観客にはウィルキンソンの意図が映像で提示されるし弁護団の熱心な姿勢が描かれるので、後々「誤解していた」と和解する流れを見せるためとは言え突然激高したり頑なに自分の意思を貫こうとするレイチェル・ワイズの言動に違和感を感じてしまう。
徹頭徹尾ウィルキンソンを筆頭とした弁護団が魅力的に描かれているのに対し、ワイズ演じる主人公が書いた著作が原作なのに最初から最後まで全く主人公に共感ができないところが謎。激情家に見せるためなのか学者のわりに知性が感じられなかったり、なんで主人公は理解できないの!?と思ってしまうようなシーンがあったり、演出意図がわけわからん。様々なシーンが裁判期間中の表向きの態度に対する言い訳めいた印象を受けるし、どこまで原作通りなのかはわからないけどテーマそのものが表面的にしか見えないせいか何をもってこの映画を作ったのかがイマイチ見えづらい。実話にしてはフィクション感の強い演出がそうさせているのだろうか。勘ぐり過ぎて短絡的なアメリカ人に対してイギリス人は思慮深いのよオホホ映画に見えてしまう。違うだろうけど。

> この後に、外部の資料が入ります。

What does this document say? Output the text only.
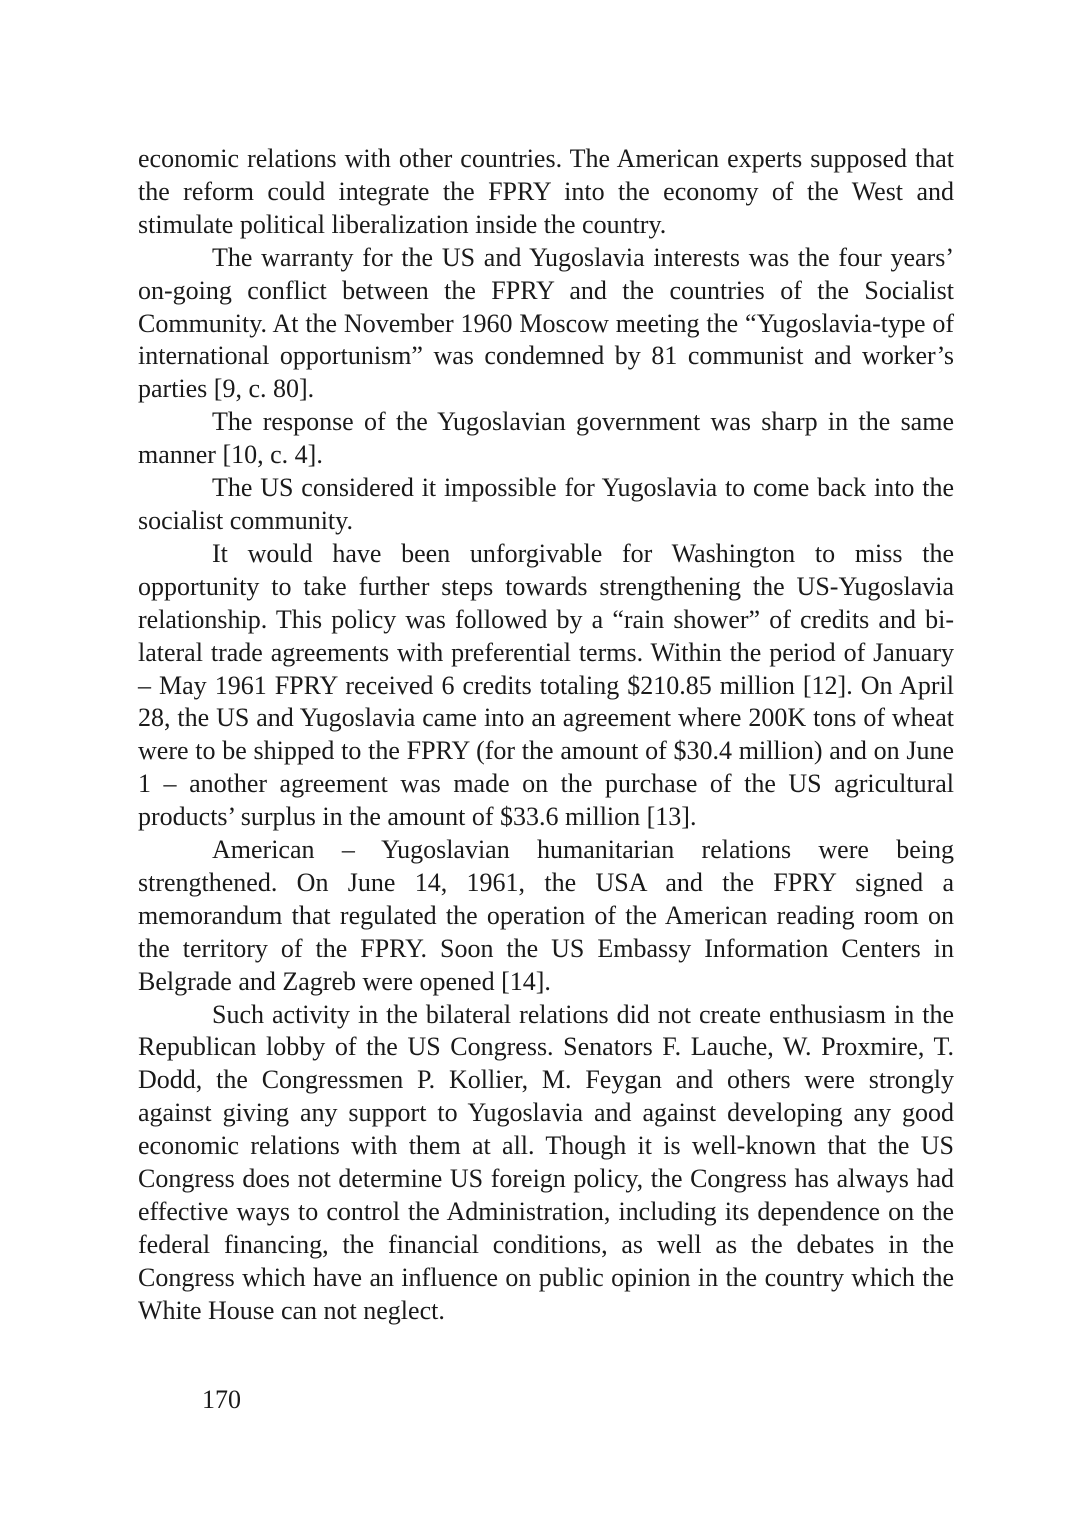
economic relations with other countries. The American experts supposed that the reform could integrate the FPRY into the economy of the West and stimulate political liberalization inside the country.

The warranty for the US and Yugoslavia interests was the four years’ on-going conflict between the FPRY and the countries of the Socialist Community. At the November 1960 Moscow meeting the “Yugoslavia-type of international opportunism” was condemned by 81 communist and worker’s parties [9, c. 80].

The response of the Yugoslavian government was sharp in the same manner [10, c. 4].

The US considered it impossible for Yugoslavia to come back into the socialist community.

It would have been unforgivable for Washington to miss the opportunity to take further steps towards strengthening the US-Yugoslavia relationship. This policy was followed by a “rain shower” of credits and bi-lateral trade agreements with preferential terms. Within the period of January – May 1961 FPRY received 6 credits totaling $210.85 million [12]. On April 28, the US and Yugoslavia came into an agreement where 200K tons of wheat were to be shipped to the FPRY (for the amount of $30.4 million) and on June 1 – another agreement was made on the purchase of the US agricultural products’ surplus in the amount of $33.6 million [13].

American – Yugoslavian humanitarian relations were being strengthened. On June 14, 1961, the USA and the FPRY signed a memorandum that regulated the operation of the American reading room on the territory of the FPRY. Soon the US Embassy Information Centers in Belgrade and Zagreb were opened [14].

Such activity in the bilateral relations did not create enthusiasm in the Republican lobby of the US Congress. Senators F. Lauche, W. Proxmire, T. Dodd, the Congressmen P. Kollier, M. Feygan and others were strongly against giving any support to Yugoslavia and against developing any good economic relations with them at all. Though it is well-known that the US Congress does not determine US foreign policy, the Congress has always had effective ways to control the Administration, including its dependence on the federal financing, the financial conditions, as well as the debates in the Congress which have an influence on public opinion in the country which the White House can not neglect.

170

アンドリュー・スコットがスーパーカッコよかった。自分で説明せず部下に説明させ横で「そうだ」「その通り」「続けて」って合いの手入れてるシーンがむちゃくちゃ最高。目を合わせず節目がちに話す仕草がめちゃセクシー。
生存者を証言台に立たせたい主人公に対して頑なに反対するところで冷静に説得しているのに何度も請われて感情が抑えきれなくなる一連の流れも素晴らしい。メガネ✕スーツ最高。スコットの登場シーンだけ何度も見たいから録画削除できませんな。